A European Pressurised Reactor yesterdayThere is only one response to the news that an energy consortium has been granted a licence to operate two new nuclear reactors at Hinkley Point in the UK: We’ll believe it when we see it.

Two of the biggest questions that are asked when energy companies decide to build a new nuclear reactor are: “How much will it cost?” and “When will it be finished?” – In this case the energy companies in the NNB GenCo joint venture to build new reactors are French energy giant EdF and its partner Centrica.

Both questions have the same – and only – answer: We’ll tell you when it’s finished.

Just don’t expect that answer to come from the mouth of a nuclear industry lobbyist.

(Two other big questions are: “Is it safe?” and “What are you going to do with all that nuclear waste?” They also both have the same answer: It’s somebody else’s problem.)

Cases where nuclear reactors have been built on time and on budget are incredibly rare. There are only four other nuclear reactors being built in Europe right now. Construction of two new reactors at Mochovce in Slovakia began in 1987 and, after many delays and shortage of finance, they may be complete in 2012 or 2013. That's a mere 26 years.

The new reactor at Olkiluoto in Finland is currently six years behind schedule and at least €3.6 billion over budget.

Another reactor, at Flamanville in France, is five years late and its cost has doubled to €6 bn. Both French and Finnish reactors are the so-called revolutionary third generation European Pressurized Reactor (EPR) and have suffered the same disturbing safety and construction failures. It’s this design that EdF and Centrica want to build in the UK.

That’s more than €12 bn in total wasted. Can you imagine the renewable energy and energy saving projects that could have been built using that money?

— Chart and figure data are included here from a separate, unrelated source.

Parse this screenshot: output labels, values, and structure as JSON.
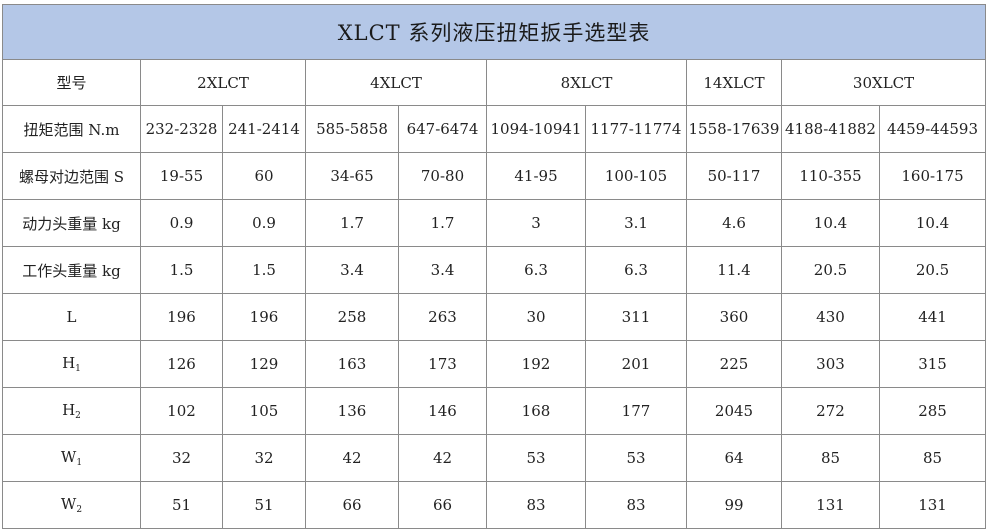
{
  "title": "XLCT 系列液压扭矩扳手选型表",
  "model_header": "型号",
  "models": [
    "2XLCT",
    "4XLCT",
    "8XLCT",
    "14XLCT",
    "30XLCT"
  ],
  "rows": [
    {
      "label": "扭矩范围 N.m",
      "values": [
        "232-2328",
        "241-2414",
        "585-5858",
        "647-6474",
        "1094-10941",
        "1177-11774",
        "1558-17639",
        "4188-41882",
        "4459-44593"
      ]
    },
    {
      "label": "螺母对边范围 S",
      "values": [
        "19-55",
        "60",
        "34-65",
        "70-80",
        "41-95",
        "100-105",
        "50-117",
        "110-355",
        "160-175"
      ]
    },
    {
      "label": "动力头重量 kg",
      "values": [
        "0.9",
        "0.9",
        "1.7",
        "1.7",
        "3",
        "3.1",
        "4.6",
        "10.4",
        "10.4"
      ]
    },
    {
      "label": "工作头重量 kg",
      "values": [
        "1.5",
        "1.5",
        "3.4",
        "3.4",
        "6.3",
        "6.3",
        "11.4",
        "20.5",
        "20.5"
      ]
    },
    {
      "label": "L",
      "values": [
        "196",
        "196",
        "258",
        "263",
        "30",
        "311",
        "360",
        "430",
        "441"
      ]
    },
    {
      "label": "H",
      "sub": "1",
      "values": [
        "126",
        "129",
        "163",
        "173",
        "192",
        "201",
        "225",
        "303",
        "315"
      ]
    },
    {
      "label": "H",
      "sub": "2",
      "values": [
        "102",
        "105",
        "136",
        "146",
        "168",
        "177",
        "2045",
        "272",
        "285"
      ]
    },
    {
      "label": "W",
      "sub": "1",
      "values": [
        "32",
        "32",
        "42",
        "42",
        "53",
        "53",
        "64",
        "85",
        "85"
      ]
    },
    {
      "label": "W",
      "sub": "2",
      "values": [
        "51",
        "51",
        "66",
        "66",
        "83",
        "83",
        "99",
        "131",
        "131"
      ]
    }
  ]
}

It’s not just new European reactors that have these crippling problems. EPR reactors being built in China are having precisely the same construction and safety problems as their French and Finnish cousins. The schedule for a new nuclear plant in Georgia, US is slipping. The Watts Bar nuclear power plant in Tennessee is late and massively over budget.

Even repairing already existing reactors is a process where budgets and schedules might as well be written in smoke.

Still, all these failures don’t stop the nuclear industry being relentlessly upbeat and overly optimistic. Tatsuro Ishizuka, vice president of Hitachi which has just joined another consortium - Horizon Nuclear Power — that hopes to build nuclear reactors at Wylfa and Oldbury in the UK — said recently: “Our aim is to build safe nuclear power stations, on time and on budget, to provide long-term, affordable energy.”

Read that again. It’s an aim. Not a promise or a guarantee. The nuclear industry doesn’t do promises or guarantees.

I hereby announce my “aim” to be President of the World by 2020.